All of this scaleability and transparency also gives me hope that one day I will also find the promised land of a CFO taking the hit of (SaaS) ERP costs on the chin and being honest to the business about how much the finance services he or she provides actually cost to run, rather than passing the buck to the CIO...
View Article  Why BlackBerrys beat Apples at business (for the time being)
After nine months work, the project to improve our mobile provision in the UK is at last drawing to a close. The final remaining users to be migrated were the handful of iPhone users, for whom the transition to the new BlackBerry devices was one that demonstrated a real sense of loss. Apple undoubtedly can create technology that users become all anthropomorphic about, and the iPhone has had a massive impact on user interface design that the rest of the market is struggling to get anywhere near. Not only that, but Apple are mysteriously able to maintain a cachet around their products even when they have become the mainstream. U2 flogging BlackBerrys isn't, in any way, shape or form, going to make them cool.

So, having said all of that, why have I run a project that has made me reasonably unpopular with some of the key people in the business? Well, if you haven't noticed, there's been this recession thing going on, and moving to a single voice and data mobile platform will save something in the order of three salaries each year. For a company of our size, that’s significant.

I've seen many articles comparing BlackBerry and iPhone as competing platforms for business and they have, exclusively, focused on the relative merits of functionality (usually concluding that BlackBerry is better for email and calendar, the iPhone everything else). But in this present climate, these are in my mind the wrong questions to be asking.
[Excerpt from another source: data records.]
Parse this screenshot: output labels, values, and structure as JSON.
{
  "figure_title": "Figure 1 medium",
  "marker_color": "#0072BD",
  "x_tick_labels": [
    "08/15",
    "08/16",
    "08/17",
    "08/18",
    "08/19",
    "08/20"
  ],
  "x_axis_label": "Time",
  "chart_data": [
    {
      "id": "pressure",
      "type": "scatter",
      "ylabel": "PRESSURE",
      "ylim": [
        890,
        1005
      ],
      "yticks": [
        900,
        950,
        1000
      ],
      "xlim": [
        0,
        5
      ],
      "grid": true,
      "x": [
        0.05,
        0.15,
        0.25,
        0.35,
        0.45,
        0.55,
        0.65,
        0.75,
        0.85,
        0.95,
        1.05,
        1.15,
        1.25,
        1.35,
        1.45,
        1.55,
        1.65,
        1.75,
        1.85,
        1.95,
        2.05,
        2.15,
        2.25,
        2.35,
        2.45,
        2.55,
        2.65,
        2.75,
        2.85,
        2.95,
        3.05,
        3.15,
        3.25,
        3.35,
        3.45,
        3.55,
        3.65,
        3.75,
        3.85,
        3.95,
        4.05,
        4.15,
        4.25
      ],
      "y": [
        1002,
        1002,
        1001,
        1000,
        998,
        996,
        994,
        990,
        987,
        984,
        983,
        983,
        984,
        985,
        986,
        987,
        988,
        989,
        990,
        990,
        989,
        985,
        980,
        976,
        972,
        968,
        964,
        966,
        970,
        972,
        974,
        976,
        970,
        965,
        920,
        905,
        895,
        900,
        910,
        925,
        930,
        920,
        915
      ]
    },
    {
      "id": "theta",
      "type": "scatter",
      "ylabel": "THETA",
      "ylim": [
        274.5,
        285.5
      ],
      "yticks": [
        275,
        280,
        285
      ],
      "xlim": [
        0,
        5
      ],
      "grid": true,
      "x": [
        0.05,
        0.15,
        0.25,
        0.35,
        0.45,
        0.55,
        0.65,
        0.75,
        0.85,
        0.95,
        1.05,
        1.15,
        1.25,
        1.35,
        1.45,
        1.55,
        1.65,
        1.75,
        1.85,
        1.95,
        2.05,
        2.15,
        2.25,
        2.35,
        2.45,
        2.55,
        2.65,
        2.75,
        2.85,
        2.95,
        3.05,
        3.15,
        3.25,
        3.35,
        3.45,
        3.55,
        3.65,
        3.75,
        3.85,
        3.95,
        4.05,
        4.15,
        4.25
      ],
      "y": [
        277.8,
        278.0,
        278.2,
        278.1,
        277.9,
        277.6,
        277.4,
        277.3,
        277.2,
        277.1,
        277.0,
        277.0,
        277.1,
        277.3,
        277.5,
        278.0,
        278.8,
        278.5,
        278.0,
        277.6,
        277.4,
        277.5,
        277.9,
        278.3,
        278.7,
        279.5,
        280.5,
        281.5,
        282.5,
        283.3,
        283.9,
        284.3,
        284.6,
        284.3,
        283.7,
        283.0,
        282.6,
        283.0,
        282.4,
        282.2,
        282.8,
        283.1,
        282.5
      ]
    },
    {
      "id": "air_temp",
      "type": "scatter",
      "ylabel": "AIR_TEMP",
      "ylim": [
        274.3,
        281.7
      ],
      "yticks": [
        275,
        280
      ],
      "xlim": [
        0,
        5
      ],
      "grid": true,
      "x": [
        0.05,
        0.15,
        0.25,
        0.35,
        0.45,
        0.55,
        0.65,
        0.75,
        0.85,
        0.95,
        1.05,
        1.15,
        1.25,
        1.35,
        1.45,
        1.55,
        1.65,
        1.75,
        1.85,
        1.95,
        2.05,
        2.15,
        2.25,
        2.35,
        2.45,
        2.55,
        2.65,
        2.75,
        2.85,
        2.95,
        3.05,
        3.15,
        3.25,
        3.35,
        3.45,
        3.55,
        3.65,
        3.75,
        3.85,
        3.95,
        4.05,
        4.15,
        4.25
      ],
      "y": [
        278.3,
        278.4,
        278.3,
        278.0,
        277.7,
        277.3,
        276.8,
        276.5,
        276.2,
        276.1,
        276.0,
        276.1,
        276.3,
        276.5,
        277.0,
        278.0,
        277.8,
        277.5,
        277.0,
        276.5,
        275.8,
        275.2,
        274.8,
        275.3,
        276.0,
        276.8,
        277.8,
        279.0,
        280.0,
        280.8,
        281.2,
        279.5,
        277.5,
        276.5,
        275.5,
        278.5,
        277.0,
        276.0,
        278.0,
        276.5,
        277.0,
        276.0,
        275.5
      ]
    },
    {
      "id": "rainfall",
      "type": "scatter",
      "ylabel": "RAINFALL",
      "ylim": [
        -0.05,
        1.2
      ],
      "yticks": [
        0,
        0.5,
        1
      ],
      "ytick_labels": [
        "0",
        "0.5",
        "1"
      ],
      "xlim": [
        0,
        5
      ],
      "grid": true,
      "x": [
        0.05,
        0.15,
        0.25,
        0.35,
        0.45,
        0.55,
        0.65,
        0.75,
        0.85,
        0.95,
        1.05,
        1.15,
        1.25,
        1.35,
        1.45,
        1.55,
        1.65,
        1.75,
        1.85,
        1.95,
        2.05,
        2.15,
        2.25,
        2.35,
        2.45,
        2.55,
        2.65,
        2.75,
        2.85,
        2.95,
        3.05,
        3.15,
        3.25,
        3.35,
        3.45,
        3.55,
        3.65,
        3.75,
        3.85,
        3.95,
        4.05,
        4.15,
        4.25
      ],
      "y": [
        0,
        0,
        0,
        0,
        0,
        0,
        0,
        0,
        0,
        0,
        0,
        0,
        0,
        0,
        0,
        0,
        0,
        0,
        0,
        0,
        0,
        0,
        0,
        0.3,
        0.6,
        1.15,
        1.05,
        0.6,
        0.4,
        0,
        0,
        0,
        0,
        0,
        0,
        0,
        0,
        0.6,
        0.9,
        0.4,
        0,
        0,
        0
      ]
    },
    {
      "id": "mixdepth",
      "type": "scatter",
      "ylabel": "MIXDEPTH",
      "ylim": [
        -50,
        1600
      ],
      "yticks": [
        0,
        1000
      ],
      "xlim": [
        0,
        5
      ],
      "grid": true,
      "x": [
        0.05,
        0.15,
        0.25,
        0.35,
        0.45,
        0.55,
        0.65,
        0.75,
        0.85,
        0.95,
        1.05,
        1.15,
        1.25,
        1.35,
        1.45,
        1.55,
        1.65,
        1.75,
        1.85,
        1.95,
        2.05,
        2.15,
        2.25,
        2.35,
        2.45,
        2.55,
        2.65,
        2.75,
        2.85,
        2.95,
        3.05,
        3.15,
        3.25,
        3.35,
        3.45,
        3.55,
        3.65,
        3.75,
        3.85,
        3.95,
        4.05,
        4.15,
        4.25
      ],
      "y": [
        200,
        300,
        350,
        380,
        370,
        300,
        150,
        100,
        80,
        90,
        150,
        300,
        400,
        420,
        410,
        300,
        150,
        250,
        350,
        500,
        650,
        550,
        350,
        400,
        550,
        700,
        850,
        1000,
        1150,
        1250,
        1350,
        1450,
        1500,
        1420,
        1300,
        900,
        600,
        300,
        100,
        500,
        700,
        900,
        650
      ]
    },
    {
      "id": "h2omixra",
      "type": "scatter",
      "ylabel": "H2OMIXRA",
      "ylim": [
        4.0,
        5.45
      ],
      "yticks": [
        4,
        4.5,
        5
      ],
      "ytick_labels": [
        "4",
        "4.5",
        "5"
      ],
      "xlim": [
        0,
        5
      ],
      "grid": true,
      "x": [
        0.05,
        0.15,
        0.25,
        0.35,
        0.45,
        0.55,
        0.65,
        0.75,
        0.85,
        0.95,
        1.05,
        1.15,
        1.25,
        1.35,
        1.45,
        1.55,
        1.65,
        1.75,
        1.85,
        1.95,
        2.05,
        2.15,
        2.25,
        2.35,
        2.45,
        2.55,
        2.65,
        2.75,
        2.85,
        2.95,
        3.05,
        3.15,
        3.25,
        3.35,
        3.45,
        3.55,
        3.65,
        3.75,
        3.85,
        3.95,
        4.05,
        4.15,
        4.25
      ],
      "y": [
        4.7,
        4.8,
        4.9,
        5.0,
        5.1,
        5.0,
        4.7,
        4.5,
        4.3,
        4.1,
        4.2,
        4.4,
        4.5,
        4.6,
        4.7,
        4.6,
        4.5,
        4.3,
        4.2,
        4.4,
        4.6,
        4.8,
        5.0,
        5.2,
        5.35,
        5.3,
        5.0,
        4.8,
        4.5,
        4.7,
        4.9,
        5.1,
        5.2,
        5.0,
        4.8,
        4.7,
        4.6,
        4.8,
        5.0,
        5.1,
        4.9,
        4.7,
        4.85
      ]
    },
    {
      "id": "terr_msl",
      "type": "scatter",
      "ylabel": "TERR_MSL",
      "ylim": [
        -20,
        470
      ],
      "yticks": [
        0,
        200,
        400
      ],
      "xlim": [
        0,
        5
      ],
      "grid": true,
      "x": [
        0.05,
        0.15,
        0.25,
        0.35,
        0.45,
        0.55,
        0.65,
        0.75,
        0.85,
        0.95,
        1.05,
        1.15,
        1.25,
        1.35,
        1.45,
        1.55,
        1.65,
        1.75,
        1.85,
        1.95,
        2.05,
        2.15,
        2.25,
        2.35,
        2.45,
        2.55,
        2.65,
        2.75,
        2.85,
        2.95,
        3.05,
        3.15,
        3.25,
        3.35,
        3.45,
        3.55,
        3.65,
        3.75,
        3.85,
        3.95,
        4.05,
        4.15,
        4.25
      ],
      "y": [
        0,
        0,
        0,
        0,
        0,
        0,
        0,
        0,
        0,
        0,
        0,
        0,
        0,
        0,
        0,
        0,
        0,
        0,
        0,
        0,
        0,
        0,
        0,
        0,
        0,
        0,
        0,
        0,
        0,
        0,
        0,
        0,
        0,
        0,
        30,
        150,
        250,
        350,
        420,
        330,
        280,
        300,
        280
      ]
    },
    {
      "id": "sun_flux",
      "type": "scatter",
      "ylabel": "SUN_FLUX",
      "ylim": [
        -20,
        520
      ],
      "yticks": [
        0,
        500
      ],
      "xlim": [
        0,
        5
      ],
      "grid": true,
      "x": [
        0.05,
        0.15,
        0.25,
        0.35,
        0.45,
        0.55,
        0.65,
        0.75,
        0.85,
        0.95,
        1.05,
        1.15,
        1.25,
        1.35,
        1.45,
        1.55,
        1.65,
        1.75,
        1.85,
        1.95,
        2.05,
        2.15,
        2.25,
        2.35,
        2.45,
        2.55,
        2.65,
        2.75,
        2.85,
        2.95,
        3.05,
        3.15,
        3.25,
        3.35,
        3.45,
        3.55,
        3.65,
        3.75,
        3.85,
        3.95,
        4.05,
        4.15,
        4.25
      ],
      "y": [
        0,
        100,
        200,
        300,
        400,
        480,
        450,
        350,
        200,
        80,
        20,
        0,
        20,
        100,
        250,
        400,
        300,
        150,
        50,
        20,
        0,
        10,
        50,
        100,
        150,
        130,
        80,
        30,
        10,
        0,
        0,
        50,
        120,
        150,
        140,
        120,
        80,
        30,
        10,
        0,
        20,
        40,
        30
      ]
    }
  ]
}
Since RIM (Research in Motion - the manufacturer of BlackBerry) started deploying devices, they've had a proprietary data network which delivered email & other data via the mobile phone operators to the devices. There are a couple of features about BlackBerry data that mean that it is then possible to get low-cost, fixed rate data roaming contracts:

The first is the technical one that the mobile operators would like you to believe (and in which there is some truth). The BlackBerry data network is highly optimised for delivering compressed data effectively and efficiently. Therefore, the total volume of data that a BlackBerry device delivers is much smaller than if you used standard Internet over mobile network (a la iPhone, Windows Mobile devices etc. etc.), and so it is lower cost for the mobile networks to deploy.

The second is the market economics one that the mobile companies would not admit to publicly. Roaming call charges still make up a substantial part of the mobile networks' revenues. Devices like iPhones and Windows Mobile phones have the capability to make Skype-like "Voice over IP" (VoIP) calls, where they use the Internet data network to make phone calls... hence, if you could connect your phone to unlimited Internet data whilst abroad, you could avoid running up big mobile roamed call charges. BlackBerry data networks won't allow VoIP traffic, so roaming data can be offered on a much more generous basis without risking the cannibalisation of roaming call charges.

Apple managed to change the game in domestic markets with the iPhone as it was the device that really ushered in the beginning of unlimited (or near-as-damnit unlimited) data tariffs. But domestic mobile calls are usually uncharged, or just charged as a bundle within monthly service plans, so there was no revenue to lose with VoIP. Inevitably the same will happen at some point with roamed data, but at the moment it appears to big a leap for the mobile operators.

Recent changes in legislation in the EU for roamed call charges are starting to have an effect, and I know that in continental Europe it is now becoming easier to get inter-country roaming data tariffs for iPhone which don't break the bank. My bet, however, will be that non-BlackBerry data roaming won't be cost-effective until at least 2011.

Until that point, if you have a roaming workforce (and for me, two-thirds of the people with voice and data devices regularly travel overseas), BlackBerry is the only cost-effective platform.